In a small bowl, combine flour with baking soda, salt, sugar, and pepper. Add oil and rub with fingertips until crumbly. Add cottage cheese and milk, knead the dough (do not knead for a long time), and form a ball out of the dough.
Place the dough in a baking dish. Roll out the dough on a floured work surface. Place the dough in a greased round pan, covering the bottom and sides of the pan. Put the dough in the refrigerator for 20 minutes.
Cooking mushroom and spinach filling. Heat over medium heat with butter.
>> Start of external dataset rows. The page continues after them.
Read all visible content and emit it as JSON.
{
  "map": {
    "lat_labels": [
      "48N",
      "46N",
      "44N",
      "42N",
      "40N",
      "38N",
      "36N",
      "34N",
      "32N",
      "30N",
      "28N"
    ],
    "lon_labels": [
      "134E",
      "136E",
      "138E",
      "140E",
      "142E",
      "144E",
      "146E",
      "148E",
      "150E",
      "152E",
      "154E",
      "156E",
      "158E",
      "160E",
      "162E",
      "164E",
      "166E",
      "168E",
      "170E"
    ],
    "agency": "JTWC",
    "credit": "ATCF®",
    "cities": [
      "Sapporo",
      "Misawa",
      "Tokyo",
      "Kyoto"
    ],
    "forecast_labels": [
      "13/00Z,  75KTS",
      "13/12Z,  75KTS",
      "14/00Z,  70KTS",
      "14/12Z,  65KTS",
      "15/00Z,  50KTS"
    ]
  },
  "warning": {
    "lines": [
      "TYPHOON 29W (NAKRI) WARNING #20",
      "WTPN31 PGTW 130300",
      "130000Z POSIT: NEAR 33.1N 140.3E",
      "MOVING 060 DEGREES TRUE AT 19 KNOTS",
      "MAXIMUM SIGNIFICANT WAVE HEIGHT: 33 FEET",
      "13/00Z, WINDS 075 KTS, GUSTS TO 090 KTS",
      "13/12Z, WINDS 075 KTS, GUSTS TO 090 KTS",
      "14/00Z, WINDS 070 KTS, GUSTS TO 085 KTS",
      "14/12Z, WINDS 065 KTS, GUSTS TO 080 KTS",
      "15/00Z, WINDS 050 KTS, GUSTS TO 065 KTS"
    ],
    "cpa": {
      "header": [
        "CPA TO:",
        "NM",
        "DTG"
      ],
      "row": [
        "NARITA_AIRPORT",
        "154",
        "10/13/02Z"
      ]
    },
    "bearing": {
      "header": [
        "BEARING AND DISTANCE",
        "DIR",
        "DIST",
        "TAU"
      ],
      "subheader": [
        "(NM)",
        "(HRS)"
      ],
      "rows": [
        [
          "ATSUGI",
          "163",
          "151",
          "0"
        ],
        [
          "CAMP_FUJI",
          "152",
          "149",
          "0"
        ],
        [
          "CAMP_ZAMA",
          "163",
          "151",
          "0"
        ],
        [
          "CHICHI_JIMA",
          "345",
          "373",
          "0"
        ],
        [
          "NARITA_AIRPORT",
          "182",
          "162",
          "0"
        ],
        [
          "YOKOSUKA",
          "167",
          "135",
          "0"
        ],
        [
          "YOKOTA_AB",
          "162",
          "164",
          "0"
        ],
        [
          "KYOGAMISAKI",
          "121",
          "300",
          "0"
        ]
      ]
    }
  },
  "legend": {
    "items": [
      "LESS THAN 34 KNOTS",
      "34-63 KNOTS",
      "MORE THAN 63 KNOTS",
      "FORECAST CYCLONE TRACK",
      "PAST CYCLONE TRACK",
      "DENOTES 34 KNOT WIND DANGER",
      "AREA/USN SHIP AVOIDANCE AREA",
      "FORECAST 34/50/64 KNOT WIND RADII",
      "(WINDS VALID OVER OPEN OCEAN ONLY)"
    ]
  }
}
Add onion and sauté for 1-2 minutes. Add the mushrooms cut into slices to the onion and, stirring occasionally, hold on to the fire until the liquid from the mushrooms evaporates completely (6-8 minutes). Add spinach and stir a couple of times and continue cooking. Season with salt and pepper, add nutmeg, stir and remove from heat.
Put the mushroom and spinach filling on the dough. Remove the dough form from the refrigerator. Pour half of the grated cheese on the bottom and smooth. Top with the spinach and mushroom filling and sprinkle with the remaining cheese.
Sprinkle the quiche with mushrooms and spinach with cheese. In a small bowl, beat eggs with milk and pour over the mixture. Place in an oven preheated to 190-200 ° C and bake for 35-40 minutes until golden brown. Cool quiche for 10 minutes before slicing.